- Court: United States Court of Appeals for the Ninth Circuit
- Full case name: Hangarter v. Provident Life & Accident Ins. Co.
- Decided: June 25, 2004
- Citation: 373 F.3d 998

Holding
- Affirmed lower court's decision

Court membership
- Judges sitting: Alfred T. Goodwin, A. Wallace Tashima, Richard R. Clifton

Keywords
- Insurance bad faith

= Hangarter v. Provident =

Hangarter v. Provident Insurance Company, 373 F.3d 998 (9th Cir. 2004), (UnumProvident, now referred to as Unum or Unum Group), is a landmark decision by the 9th Circuit Court of Appeals on the issue of disability bad faith insurance law. Because California's bad faith insurance law is often referred to in many states as a model nationwide, the 9th Circuit's decision has a persuasive impact throughout the country.

==History==
After almost ten years as a successful chiropractor, Joan Hangarter purchased an individual disability insurance policy from the Paul Revere Life Insurance Company. The agent explained that even if she could still do paperwork or other work, if Mrs. Hangarter could not work as a chiropractor, the policy would cover her. The policy also provided that after she had been disabled for 90 days, future premiums would be waived while she remained disabled. Several years after purchasing the policy, Mrs. Hangarter suffered from a shoulder injury and cervical disc disease.

Mrs. Hangarter's doctors concluded she was totally disabled, however, Paul Revere disputed the results. After Paul Revere terminated Mrs. Hangarter's benefits, the company attached her bank account for the insurance premiums, until the account was drained, at which point the company cancelled her policy.
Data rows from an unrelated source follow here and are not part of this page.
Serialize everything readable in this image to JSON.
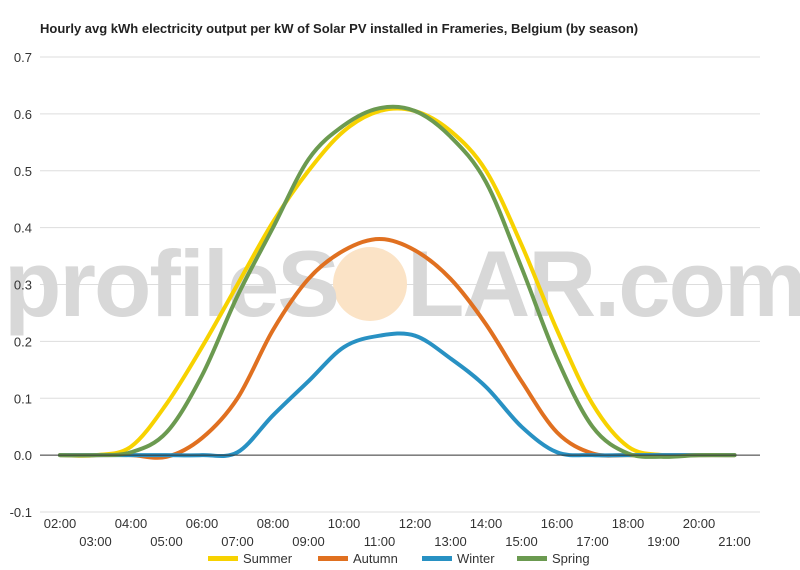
{
  "chart_data": {
    "type": "line",
    "title": "Hourly avg kWh electricity output per kW of Solar PV installed in Frameries, Belgium (by season)",
    "xlabel": "",
    "ylabel": "",
    "ylim": [
      -0.1,
      0.7
    ],
    "yticks": [
      "0.7",
      "0.6",
      "0.5",
      "0.4",
      "0.3",
      "0.2",
      "0.1",
      "0.0",
      "-0.1"
    ],
    "xticks_upper": [
      "02:00",
      "04:00",
      "06:00",
      "08:00",
      "10:00",
      "12:00",
      "14:00",
      "16:00",
      "18:00",
      "20:00"
    ],
    "xticks_lower": [
      "03:00",
      "05:00",
      "07:00",
      "09:00",
      "11:00",
      "13:00",
      "15:00",
      "17:00",
      "19:00",
      "21:00"
    ],
    "grid": true,
    "legend": "bottom",
    "x": [
      "02:00",
      "03:00",
      "04:00",
      "05:00",
      "06:00",
      "07:00",
      "08:00",
      "09:00",
      "10:00",
      "11:00",
      "12:00",
      "13:00",
      "14:00",
      "15:00",
      "16:00",
      "17:00",
      "18:00",
      "19:00",
      "20:00",
      "21:00"
    ],
    "series": [
      {
        "name": "Summer",
        "color": "#f7d200",
        "values": [
          0,
          0,
          0.015,
          0.09,
          0.19,
          0.3,
          0.41,
          0.5,
          0.57,
          0.605,
          0.605,
          0.57,
          0.5,
          0.37,
          0.22,
          0.09,
          0.015,
          0,
          0,
          0
        ]
      },
      {
        "name": "Autumn",
        "color": "#e07020",
        "values": [
          0,
          0,
          0,
          -0.003,
          0.03,
          0.1,
          0.22,
          0.31,
          0.36,
          0.38,
          0.36,
          0.31,
          0.23,
          0.13,
          0.04,
          0.003,
          0,
          0,
          0,
          0
        ]
      },
      {
        "name": "Winter",
        "color": "#2891c3",
        "values": [
          0,
          0,
          0,
          0,
          0,
          0.005,
          0.07,
          0.13,
          0.19,
          0.21,
          0.21,
          0.17,
          0.12,
          0.05,
          0.005,
          0,
          0,
          0,
          0,
          0
        ]
      },
      {
        "name": "Spring",
        "color": "#6b9a50",
        "values": [
          0,
          0,
          0.005,
          0.04,
          0.14,
          0.28,
          0.4,
          0.52,
          0.58,
          0.61,
          0.605,
          0.56,
          0.48,
          0.33,
          0.17,
          0.05,
          0.003,
          -0.003,
          0,
          0
        ]
      }
    ]
  },
  "watermark": {
    "text_left": "profileS",
    "text_right": "LAR.com",
    "sun_color": "#fbe3c6"
  }
}
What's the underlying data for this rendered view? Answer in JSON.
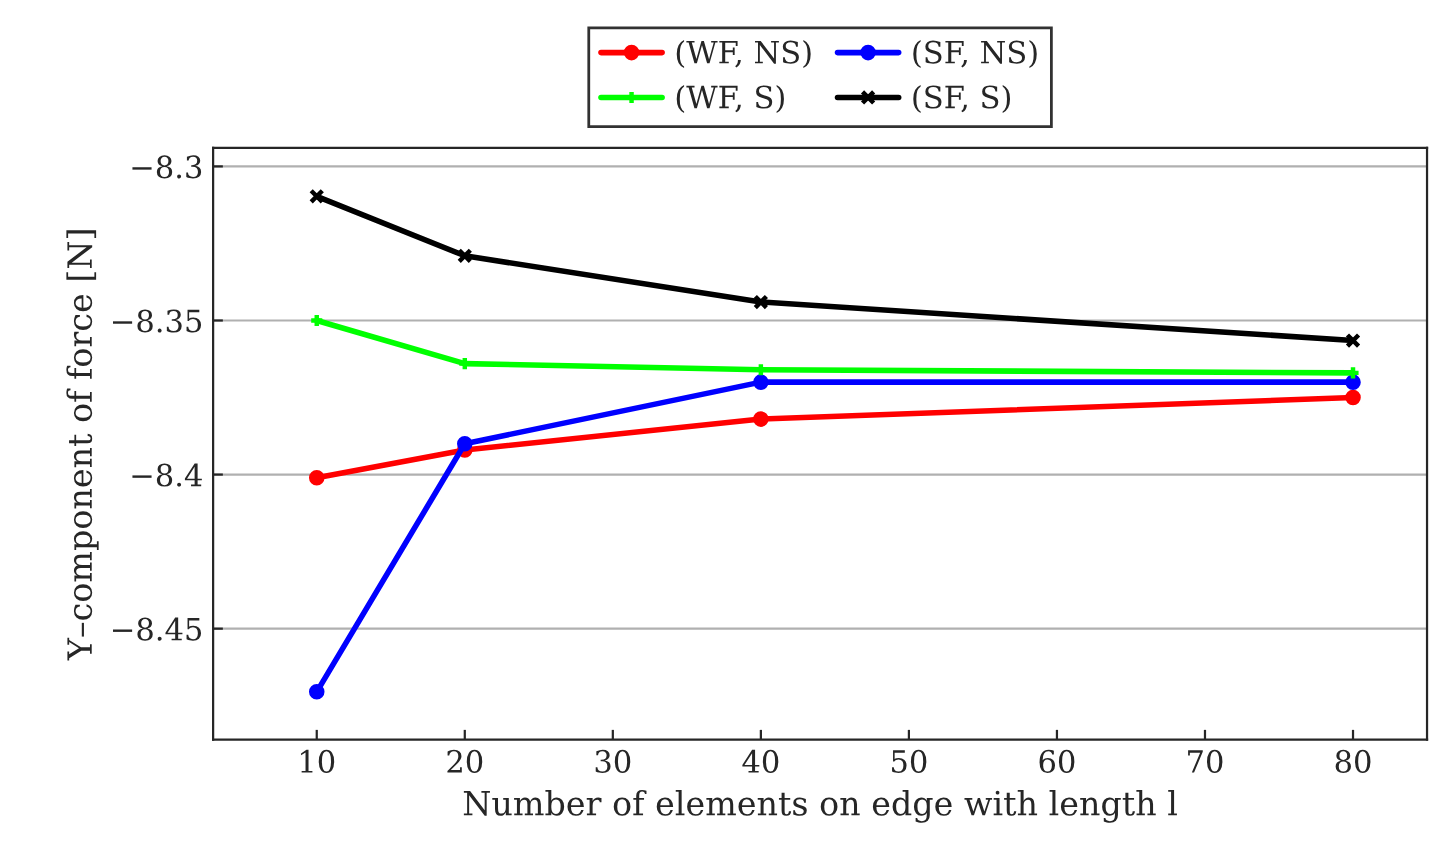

Mrs. Hangarter subsequently brought a diversity action against Paul Revere, alleging violation of § 17200 of the Unfair Competition Act, breach of contract, breach of the covenant of good faith and fair dealing, and intentional misrepresentation. Magistrate Judge James Larson presided over the oral arguments by Plaintiff's attorneys Ray Bourhis, Alice Wolfson, David Lilienstein, and Daniel Smith, and Defendants' attorneys Horace Greene and Evan Tager. After eleven days of trial, a jury of six returned a unanimous verdict for Hangarter that awarded over $7.5 million, with $5 million of the verdict made up of a punitive damages award.

==Holding==
Affirming in part and reversing in part the district court's opinion in Hangarter v. Paul Revere Life Insurance Company, the 9th Circuit ruled the defendant insurance company, UnumProvident, engaged in biased and bad faith claims handling and investigation. This case marked a milestone victory for disabled claimants who were rejected because disability insurers were basing their decisions on an improper definition of total disability. The 9th Circuit made it clear that California law controls the definition of this crucial phrase in disability policies.

Hangarter v. Provident is also a landmark decision in the area of admissibility of expert testimony, under the Daubert factors laid out by the Supreme Court.

With experts on insurance claims practices, the Daubert factors will not preclude the kind of testimony whose reliability depends on the knowledge and experience of the expert, rather than the theory or technical framework behind it.

Hangarter gave several important findings of law that aid disabled claimants. First, futile attempts to return to an occupation are insufficient to reverse a jury's determination of total disability under California law. Total disability may still be found, even if an insured was able to do some work under her occupation. The guiding focus is whether an insured was unable to perform the substantial and material duties of her own occupation in the usual and customary way with reasonable continuity. Second, the 9th Circuit affirmed that recovery under total disability is not precluded because an insured was able to generate income during her disability. Disability insurance is designed not as insurance against loss of income, but as a substitute for earnings when an insured is deprived of the capacity to earn an income. Third, repeated use of a medical examiner overcomes any presumption that an insurance company's denial of a claim is a genuine dispute. The practice of using the same medical examiner when claims are being rejected evinces bad faith on the part of the insurance company.